Amedeo Modigliani’s 1917 painting, “Nu Couché (Sur Le Côté Gauche)” is displayed at left as "Matinee sur la Seine," an 1896 painting by Claude Monet, is auctioned at Sotheby's in New York on Monday night, May 14, 2018. The Modigliani painting later sold for $157.2 million, the highest auction price ever for a work sold at Sotheby’s. (Karsten Moran/The New York Times)



Scott Reyburn

c.2019 New York Times News Service


NEW YORK — After eight minutes of heated competition, Claude Monet’s 1890 painting “Meules” sold for $110.7 million on Tuesday, an auction high for the artist and the most ever for any Impressionist work, according to Sotheby’s in New York, which handled the sale.

The painting, which attracted six bidders, was sold to an unidentified buyer in the room. The final price doubled the work’s pre-auction estimate of $55 million and was the ninth-most-expensive painting ever sold at an international auction house, Sotheby’s said. (The most expensive, Leonardo da Vinci’s “Salvator Mundi,” sold in 2017 for $450 million to an ally of Crown Prince Mohammed bin Salman of Saudi Arabia.)

“The longer you spend buying it, the longer you’ll spend enjoying it,” quipped Harry Dalmeny, the auctioneer and chairman of Sotheby’s United Kingdom, as he urged the bidders on.

The canvas, sold by an anonymous collector, was one of 25 “Meules” (“Grainstacks”) paintings Monet made in 1890 and 1891 in the fields next to his home in Giverny, France.
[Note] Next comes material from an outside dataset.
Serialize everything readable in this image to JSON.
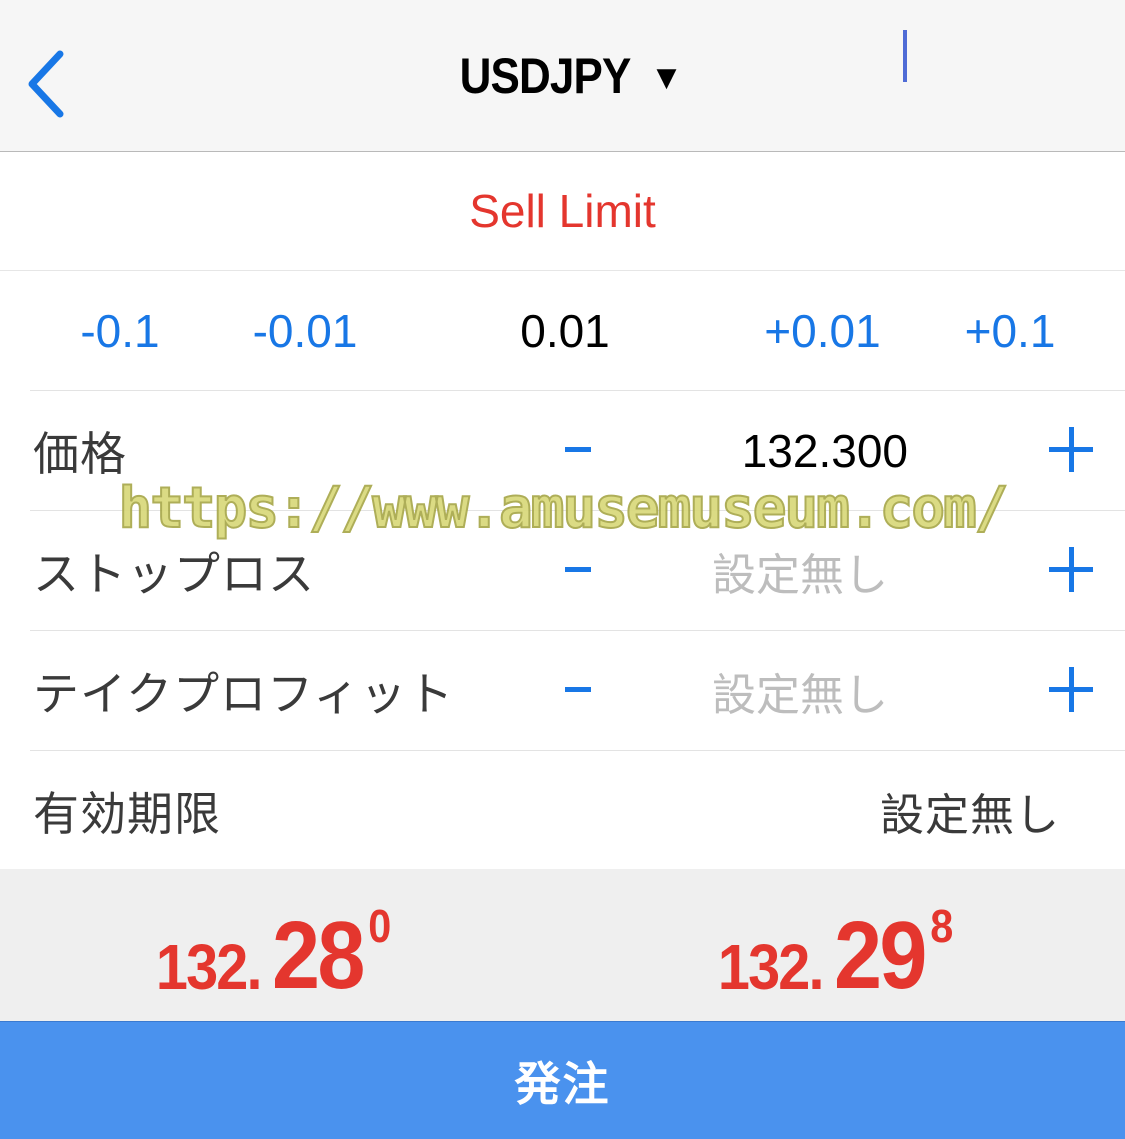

The series is of particular art historical importance, being the first time Monet systematically evoked the same subject in differing atmospheric conditions.

This example, capturing two stacks at sunset, was particularly vivid in its coloring, and had not been seen on the market since 1986, when its seller acquired it at auction for $2.5 million. Since then the “Meules” have become much coveted by wealthy collectors. It was one of only eight left in private hands; the rest are in museums, including the Metropolitan Museum of Art in New York, the Musée d’Orsay in Paris and the Art Institute of Chicago. A similar painting from the series sold at auction in 2016 for $81.4 million.

Claude Monet’s series paintings are among the few true trophies that can generate real excitement at auctions of Impressionist and modern art. Such museum-quality works by Impressionists now rarely appear at auction.

“They’re so evocative, so romantic and so easy to live with,” Offer Waterman, a London-based dealer, said. “That was the best of the series that’s come up for auction. It was an amazing painting. And you just can’t get them.”

Overall, the Sotheby’s sale raised $349.9 million from 55 lots, 9% of which were unsold. The total beat the company’s $318.3 million achieved at an equivalent Impressionist and modern sale last May, when a Modigliani nude sold for $157.2 million.

The other big sale of the evening was the $54.9 million paid for Pablo Picasso’s 1962 painting “Femme au Chien (Woman With Dog).” It depicted Picasso’s second wife, Jacqueline Roque, seated in an armchair, stroking the couple’s Afghan hound Kaboul.